Very strong approximation for certain algebraic varieties

TL;DR

This paper establishes strong approximation results for certain algebraic varieties over global fields, showing the Brauer-Manin condition precisely characterizes rational points in specific cases and applying these results to conjectures and theorems in number theory.

Contribution

It proves that the Brauer-Manin condition exactly characterizes rational points for subvarieties of tori over certain global fields and applies this to conjectures on integral points and adelic points.

Findings

Brauer-Manin condition characterizes rational points on subvarieties of tori over function fields.

Proves a conjecture of Harari-Voloch for rational hyperbolic curves over global function fields.
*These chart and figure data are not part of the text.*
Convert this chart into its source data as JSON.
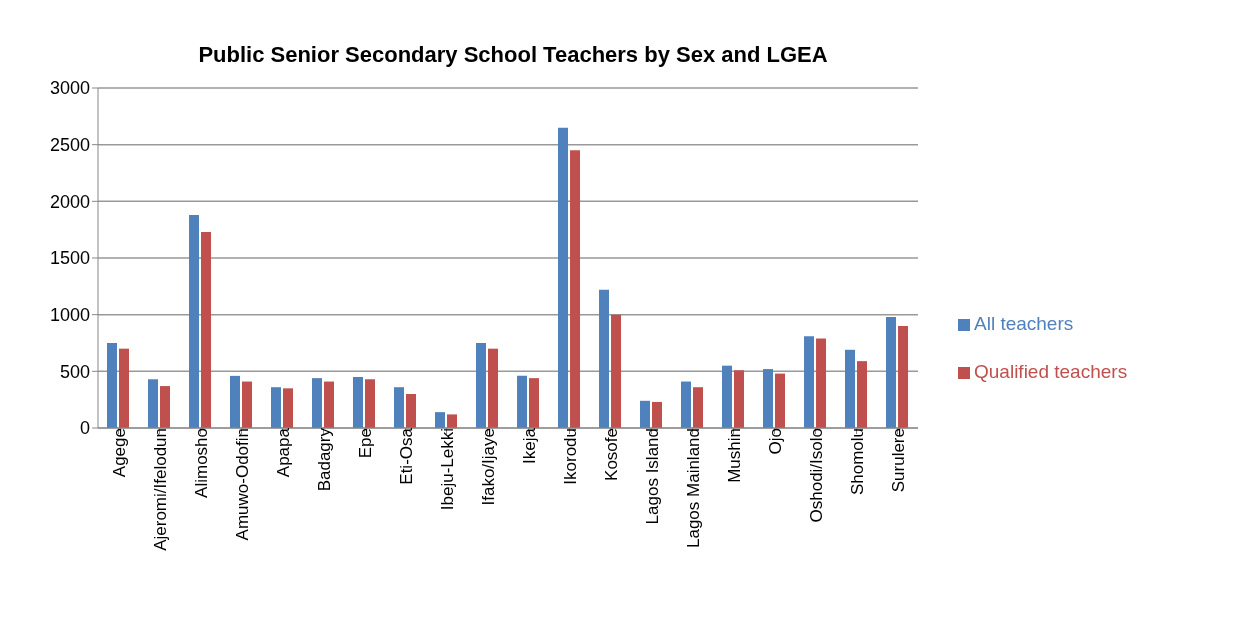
{
  "chart_data": {
    "type": "bar",
    "title": "Public Senior Secondary School Teachers by Sex and LGEA",
    "categories": [
      "Agege",
      "Ajeromi/Ifelodun",
      "Alimosho",
      "Amuwo-Odofin",
      "Apapa",
      "Badagry",
      "Epe",
      "Eti-Osa",
      "Ibeju-Lekki",
      "Ifako/Ijaye",
      "Ikeja",
      "Ikorodu",
      "Kosofe",
      "Lagos Island",
      "Lagos Mainland",
      "Mushin",
      "Ojo",
      "Oshodi/Isolo",
      "Shomolu",
      "Surulere"
    ],
    "series": [
      {
        "name": "All teachers",
        "color": "#4f81bd",
        "values": [
          750,
          430,
          1880,
          460,
          360,
          440,
          450,
          360,
          140,
          750,
          460,
          2650,
          1220,
          240,
          410,
          550,
          520,
          810,
          690,
          980
        ]
      },
      {
        "name": "Qualified teachers",
        "color": "#c0504d",
        "values": [
          700,
          370,
          1730,
          410,
          350,
          410,
          430,
          300,
          120,
          700,
          440,
          2450,
          1000,
          230,
          360,
          510,
          480,
          790,
          590,
          900
        ]
      }
    ],
    "ylim": [
      0,
      3000
    ],
    "yticks": [
      0,
      500,
      1000,
      1500,
      2000,
      2500,
      3000
    ],
    "grid": "y",
    "legend": "right"
  }
}
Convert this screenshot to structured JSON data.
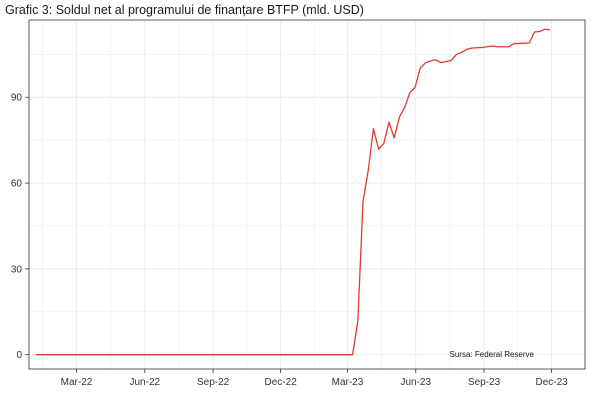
{
  "chart_data": {
    "type": "line",
    "title": "Grafic 3: Soldul net al programului de finanțare BTFP (mld. USD)",
    "source": "Sursa: Federal Reserve",
    "xlabel": "",
    "ylabel": "",
    "ylim": [
      -5,
      117
    ],
    "xlim": [
      "2021-12-27",
      "2024-01-15"
    ],
    "yticks": [
      0,
      30,
      60,
      90
    ],
    "xticks": [
      {
        "date": "2022-03-01",
        "label": "Mar-22"
      },
      {
        "date": "2022-06-01",
        "label": "Jun-22"
      },
      {
        "date": "2022-09-01",
        "label": "Sep-22"
      },
      {
        "date": "2022-12-01",
        "label": "Dec-22"
      },
      {
        "date": "2023-03-01",
        "label": "Mar-23"
      },
      {
        "date": "2023-06-01",
        "label": "Jun-23"
      },
      {
        "date": "2023-09-01",
        "label": "Sep-23"
      },
      {
        "date": "2023-12-01",
        "label": "Dec-23"
      }
    ],
    "grid": true,
    "legend": "none",
    "colors": {
      "line": "#e03a2f",
      "grid": "#ebebeb",
      "axis": "#333333"
    },
    "series": [
      {
        "points": [
          [
            "2022-01-05",
            0
          ],
          [
            "2022-04-01",
            0
          ],
          [
            "2022-08-01",
            0
          ],
          [
            "2022-12-01",
            0
          ],
          [
            "2023-03-08",
            0
          ],
          [
            "2023-03-15",
            11.9
          ],
          [
            "2023-03-22",
            53.7
          ],
          [
            "2023-03-29",
            64.4
          ],
          [
            "2023-04-05",
            79.0
          ],
          [
            "2023-04-12",
            71.8
          ],
          [
            "2023-04-19",
            73.9
          ],
          [
            "2023-04-26",
            81.3
          ],
          [
            "2023-05-03",
            75.8
          ],
          [
            "2023-05-10",
            83.1
          ],
          [
            "2023-05-17",
            86.4
          ],
          [
            "2023-05-24",
            91.6
          ],
          [
            "2023-05-31",
            93.4
          ],
          [
            "2023-06-07",
            100.1
          ],
          [
            "2023-06-14",
            102.0
          ],
          [
            "2023-06-21",
            102.7
          ],
          [
            "2023-06-28",
            103.1
          ],
          [
            "2023-07-05",
            102.1
          ],
          [
            "2023-07-12",
            102.5
          ],
          [
            "2023-07-19",
            102.9
          ],
          [
            "2023-07-26",
            105.0
          ],
          [
            "2023-08-02",
            105.7
          ],
          [
            "2023-08-09",
            106.8
          ],
          [
            "2023-08-16",
            107.2
          ],
          [
            "2023-08-23",
            107.3
          ],
          [
            "2023-08-30",
            107.4
          ],
          [
            "2023-09-06",
            107.7
          ],
          [
            "2023-09-13",
            107.9
          ],
          [
            "2023-09-20",
            107.6
          ],
          [
            "2023-09-27",
            107.7
          ],
          [
            "2023-10-04",
            107.6
          ],
          [
            "2023-10-11",
            108.7
          ],
          [
            "2023-10-18",
            108.8
          ],
          [
            "2023-10-25",
            108.9
          ],
          [
            "2023-11-01",
            109.0
          ],
          [
            "2023-11-08",
            112.8
          ],
          [
            "2023-11-15",
            113.0
          ],
          [
            "2023-11-22",
            113.8
          ],
          [
            "2023-11-29",
            113.5
          ]
        ]
      }
    ]
  }
}
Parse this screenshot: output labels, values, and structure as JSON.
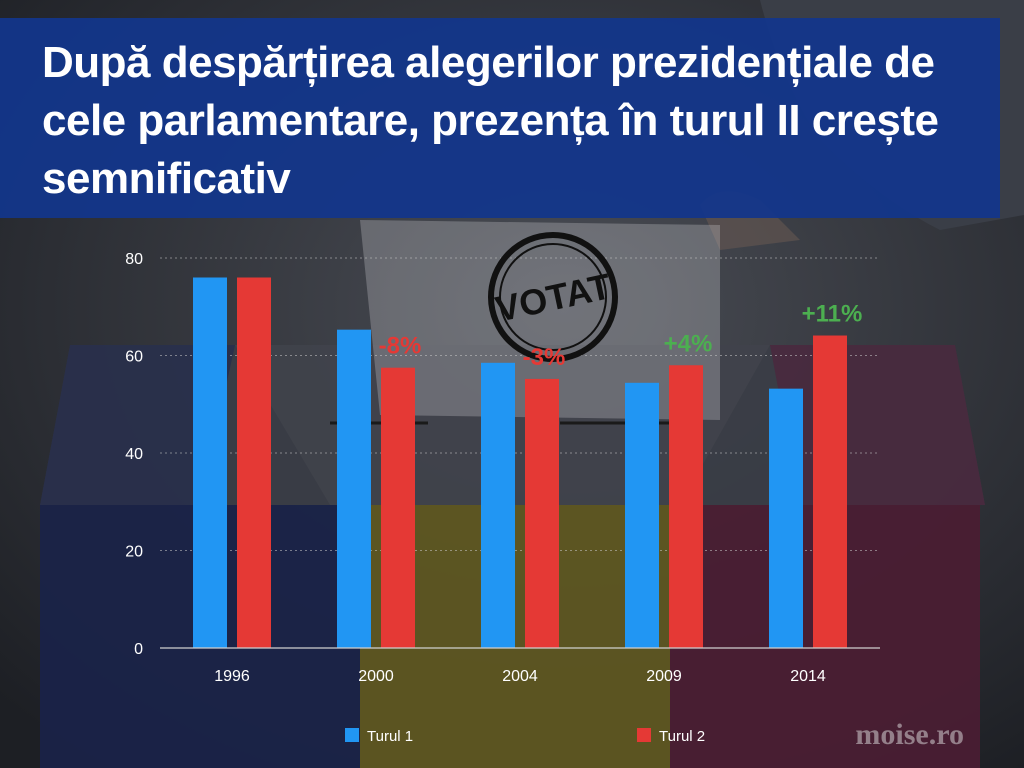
{
  "title": "După despărțirea alegerilor prezidențiale de cele parlamentare, prezența în turul II crește semnificativ",
  "stamp_text": "VOTAT",
  "watermark": "moise.ro",
  "chart_data": {
    "type": "bar",
    "title": "",
    "xlabel": "",
    "ylabel": "",
    "categories": [
      "1996",
      "2000",
      "2004",
      "2009",
      "2014"
    ],
    "series": [
      {
        "name": "Turul 1",
        "color": "#2196f3",
        "values": [
          76.0,
          65.3,
          58.5,
          54.4,
          53.2
        ]
      },
      {
        "name": "Turul 2",
        "color": "#e53935",
        "values": [
          76.0,
          57.5,
          55.2,
          58.0,
          64.1
        ]
      }
    ],
    "annotations": [
      {
        "category": "2000",
        "text": "-8%",
        "color": "#e53935"
      },
      {
        "category": "2004",
        "text": "-3%",
        "color": "#e53935"
      },
      {
        "category": "2009",
        "text": "+4%",
        "color": "#4caf50"
      },
      {
        "category": "2014",
        "text": "+11%",
        "color": "#4caf50"
      }
    ],
    "ylim": [
      0,
      80
    ],
    "yticks": [
      0,
      20,
      40,
      60,
      80
    ],
    "grid": true,
    "legend_position": "bottom-center"
  }
}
Establishes a theorem of Stoll on adelic points of zero-dimensional subvarieties in abelian varieties.

Abstract

Let F be a global field. In this work, we show that the Brauer-Manin condition on adelic points for subvarieties of a torus T over F cuts out exactly the rational points, if either F is a function field or, if F is the field of rational numbers and T is split. As an application, we prove a conjecture of Harari-Voloch over global function fields which states, roughly speaking, that on any rational hyperbolic curve, the local integral points with the Brauer-Manin condition are the global integral points. Finally we prove for tori over number fields a theorem of Stoll on adelic points of zero-dimensional subvarieties in abelian varieties.